Journalists Tell Congress Federal Law Needed to Protect Confidential Sources
WASHINGTON — Former CBS television investigative reporter Catherine Herridge told a congressional panel Thursday about how reprisals she endured for her reports demonstrate a need for a federal law to protect journalists’ news gathering.
Herridge refused a court order in February to reveal her sources for a story about a Chinese American scientist and college administrator investigated by the FBI as a possible Chinese spy.
The judge overseeing a lawsuit filed by scientist Yanping Chen fined Herridge $800 a day for contempt of court. Days earlier, CBS News fired her and locked her out of their building.
Although the fines are stayed pending appeal, Herridge told a House Judiciary subcommittee the incident shows the shortcomings of a legal and political system that can override First Amendment protections of a free press.
“I feel we’re in a very dangerous place as journalists,” Herridge said.
In January, the House overwhelmingly approved a bill entitled the Protect Reporters from Exploitative State Spying Act.
The bill prohibits the federal government from compelling journalists and providers of telecommunications services to disclose certain protected information, except in limited circumstances such as to prevent terrorism or imminent violence. The protected information includes confidential news sources.
The proposed legislation is pending in the Senate. The House Subcommittee on the Constitution and Limited Government called the hearing Thursday to encourage the Senate to approve it.
“I hope I am the last journalist who has to spend two years in the federal courts to protect my sources,” Herridge said.
She added, “Forcing reporters to reveal confidential sources would have a crippling effect on investigative journalism.”
Thirty-two states and the District of Columbia have laws to protect reporters from the need to reveal confidential news sources. They are known as “shield” laws.
Each of the state laws is worded and interpreted differently.
There is no federal shield law, only an assortment of federal court judgments on freedom of the press.

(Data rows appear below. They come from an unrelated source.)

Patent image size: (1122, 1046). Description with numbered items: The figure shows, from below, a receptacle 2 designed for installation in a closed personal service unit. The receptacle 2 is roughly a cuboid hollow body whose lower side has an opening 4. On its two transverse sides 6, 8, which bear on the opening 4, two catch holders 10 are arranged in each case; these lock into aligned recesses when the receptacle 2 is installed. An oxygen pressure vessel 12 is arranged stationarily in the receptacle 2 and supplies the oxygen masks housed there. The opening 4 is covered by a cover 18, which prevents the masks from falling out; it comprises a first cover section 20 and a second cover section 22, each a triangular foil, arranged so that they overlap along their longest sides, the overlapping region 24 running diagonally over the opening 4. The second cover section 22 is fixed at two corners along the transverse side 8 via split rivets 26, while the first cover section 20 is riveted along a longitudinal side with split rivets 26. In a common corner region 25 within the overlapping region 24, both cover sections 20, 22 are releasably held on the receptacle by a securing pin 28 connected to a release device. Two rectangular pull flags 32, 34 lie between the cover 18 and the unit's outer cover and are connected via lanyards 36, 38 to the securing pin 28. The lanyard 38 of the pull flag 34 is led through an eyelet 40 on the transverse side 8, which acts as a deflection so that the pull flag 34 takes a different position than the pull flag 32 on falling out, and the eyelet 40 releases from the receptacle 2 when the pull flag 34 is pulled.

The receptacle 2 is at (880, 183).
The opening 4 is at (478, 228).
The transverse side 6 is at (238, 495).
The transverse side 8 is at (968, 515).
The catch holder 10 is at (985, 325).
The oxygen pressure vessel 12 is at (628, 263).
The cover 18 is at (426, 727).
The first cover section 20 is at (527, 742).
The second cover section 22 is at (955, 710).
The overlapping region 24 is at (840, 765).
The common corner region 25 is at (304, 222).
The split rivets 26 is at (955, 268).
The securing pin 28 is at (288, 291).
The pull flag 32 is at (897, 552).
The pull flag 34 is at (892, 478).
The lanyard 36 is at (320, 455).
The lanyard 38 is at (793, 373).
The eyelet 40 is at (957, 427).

The leading case is Brandenburg v. Ohio, a 1969 U.S. Supreme Court decision that said the First Amendment prohibits the government from punishing inflammatory speech unless it is “directed to inciting or producing imminent lawless action and is likely to incite or produce such action.”
Journalists and their advocates at the congressional hearing said the Brandenburg ruling provided them minimal protection from government reprisal because it can be interpreted numerous ways.
“It leaves journalists in a lurch,” said Nadine Farid Johnson, policy director for the Knight First Amendment Institute at Columbia University.
Mary Cavallaro, chief broadcast officer for the SAG-AFTRA labor organization, said the PRESS Act could fill a gap in federal protections for journalists.
“This long overdue legislation represents a leap forward,” she said.
Sharyl Attkisson, managing editor of her own syndicated television program called “Full Measure,” discussed Justice Department surveillance of her news gathering about the 2012 terrorist attack on the American diplomatic compound in Benghazi, Libya.
She said her phone was tapped but yet there was no legal means of preventing the government intrusion.
“Wrongdoers in government have their own shield laws that protect them from accountability,” Attkisson said.
CBS News officials deny Herridge was fired as a reprisal for her confidential news gathering. They described her job termination as a staff downsizing.